Duke Energy workers continued efforts Monday to restore power to hundreds of Columbus residents two days after a thunderstorm swept through the city, breaking numerous utility poles, bringing down power lines and causing power outages for more than 24,000 customers in and around the city.
Shortly after 4 p.m. Monday, 105 customers in Columbus remained without power, down from about 735 customers Monday morning, said Duke Energy spokesman Chip Orben.
An online Duke Energy outage map showed that most of the customers without power in Columbus were concentrated in three areas of the city, including many residential properties between Donner Park and 25th Street, as well as some homes near the intersection of North Marr Road and 30th Street and some properties on South Marr Road just south of State Road 46 on the city’s southeast side.
Duke Energy estimated that power would be restored to remaining Columbus residents by 8 p.m. Monday night, Orben said.
The update from Duke Energy came as the National Weather Service preliminarily confirmed that a tornado struck Camp Atterbury on Saturday.
An EF-0 tornado with estimated peak winds of 84 mph briefly touched down around 3:48 p.m. Saturday at Camp Atterbury. EF-0 tornadoes have winds between 65 to 85 mph, and this twister’s path was less than a mile long, according to the NWS.
The steeple of the chapel at the base was blown over and several vehicles were lifted slightly due to the tornado. Plywood debris from the roof of the church was found underneath the tires of the cars, the weather agency said.
While the chapel at the Indiana National Guard base was damaged, the rest of the base is otherwise operational, Lt. Col. Randi Bougere, communications director, said Saturday. Staff at the base are looking for an alternative location for church services, she said.
Two other tornadoes touched down in Brown and Shelby counties.
The first tornado, also an EF-0, touched down five miles south of Princes Lakes in Brown County around 3:40 p.m. Saturday, lasting for two minutes. The twister had estimated peak winds of 84 mph and traveled for about 0.3 miles along Mt. Moriah Road and Persimmon Ridge Road before dissipating, according to the NWS.
The third tornado, an EF-1 with estimated peak winds of 100 mph, touched down in Shelby County about three miles north-northeast of Edinburgh around 3:57 p.m., lasting for 15 minutes before dissipating four miles west-northwest of St. Paul around 4:12 p.m. EF-1 tornadoes can have winds between 86 to 110 mph, the NWS said.
The twister skipped along its entire 13.7-mile path in Shelby County. The damage path had a maximum width of 100 yards in Mt. Auburn, and along its path in the county there were many trees down or uprooted, the agency said.
In Columbus, there was damage in Donner Park, known for its huge trees, and walkers and joggers were stopping there to take photos of splintered tree trunks on Sunday and Monday. Local officials said the northern part of Bartholomew County took the hardest hits from the storm.
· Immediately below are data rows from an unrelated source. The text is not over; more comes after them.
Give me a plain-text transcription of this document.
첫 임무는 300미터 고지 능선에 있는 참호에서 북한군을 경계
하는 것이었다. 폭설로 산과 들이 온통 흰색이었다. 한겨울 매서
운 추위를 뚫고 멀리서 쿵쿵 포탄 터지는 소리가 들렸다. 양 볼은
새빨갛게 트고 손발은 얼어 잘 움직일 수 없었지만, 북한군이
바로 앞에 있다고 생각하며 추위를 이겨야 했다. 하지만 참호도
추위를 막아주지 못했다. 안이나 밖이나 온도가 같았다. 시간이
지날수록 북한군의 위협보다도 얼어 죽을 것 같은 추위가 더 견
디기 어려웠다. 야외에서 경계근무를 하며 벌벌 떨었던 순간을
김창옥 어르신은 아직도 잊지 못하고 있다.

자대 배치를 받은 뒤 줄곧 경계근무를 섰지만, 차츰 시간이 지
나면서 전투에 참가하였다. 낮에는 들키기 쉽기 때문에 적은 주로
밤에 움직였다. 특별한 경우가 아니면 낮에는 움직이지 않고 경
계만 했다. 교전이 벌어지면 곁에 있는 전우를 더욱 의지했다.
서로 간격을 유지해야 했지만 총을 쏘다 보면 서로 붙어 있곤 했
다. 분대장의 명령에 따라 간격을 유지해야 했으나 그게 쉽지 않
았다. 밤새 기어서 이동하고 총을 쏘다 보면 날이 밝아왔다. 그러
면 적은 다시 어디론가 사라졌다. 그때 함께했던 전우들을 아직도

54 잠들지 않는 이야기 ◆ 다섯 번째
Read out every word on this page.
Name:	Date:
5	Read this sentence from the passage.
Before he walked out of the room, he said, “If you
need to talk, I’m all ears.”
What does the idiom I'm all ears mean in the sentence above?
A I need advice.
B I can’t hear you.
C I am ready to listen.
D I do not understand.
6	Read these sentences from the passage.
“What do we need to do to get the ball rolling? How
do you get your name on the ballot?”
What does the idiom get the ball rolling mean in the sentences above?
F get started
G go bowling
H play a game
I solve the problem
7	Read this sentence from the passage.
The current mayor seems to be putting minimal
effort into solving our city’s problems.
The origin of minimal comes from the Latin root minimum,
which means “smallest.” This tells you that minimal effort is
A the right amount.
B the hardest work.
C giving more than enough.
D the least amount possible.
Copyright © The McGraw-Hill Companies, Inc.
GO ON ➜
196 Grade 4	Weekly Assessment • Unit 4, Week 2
Straight line winds were most likely the cause of the damage, with some estimates being at 70 mph to 80 mph during the storm, said Shannan Cooke, Bartholomew County Emergency Management director.
But in terms of power outages, Columbus was the most affected part of state, Orben said.
“Columbus was hit the hardest throughout the state. I can tell you at any one point we had over 60,000 of our customers (without power) statewide, and 24,000 of those were in Columbus,” Orben said.
To speed power restoration, Duke Energy moved employees and contractors over the weekend from its Ohio and Northern Indiana service area to supplement local crews in southern Indiana. The areas most impacted include Bartholomew, Shelby, Monroe, Morgan, Crawford, Brown and Decatur counties.
Orben said some of the broken poles were in older neighborhoods, where poles tend to be located in backyards and other harder-to-reach places, which can “further complicate” efforts to restore power.
“Poles in rear of homes take longer to access as we cannot use our heavy equipment rather have to use specialized equipment,” Orben said. “Many times we have to remove fences as well in order to access our easements and facilities prior to work being completed.”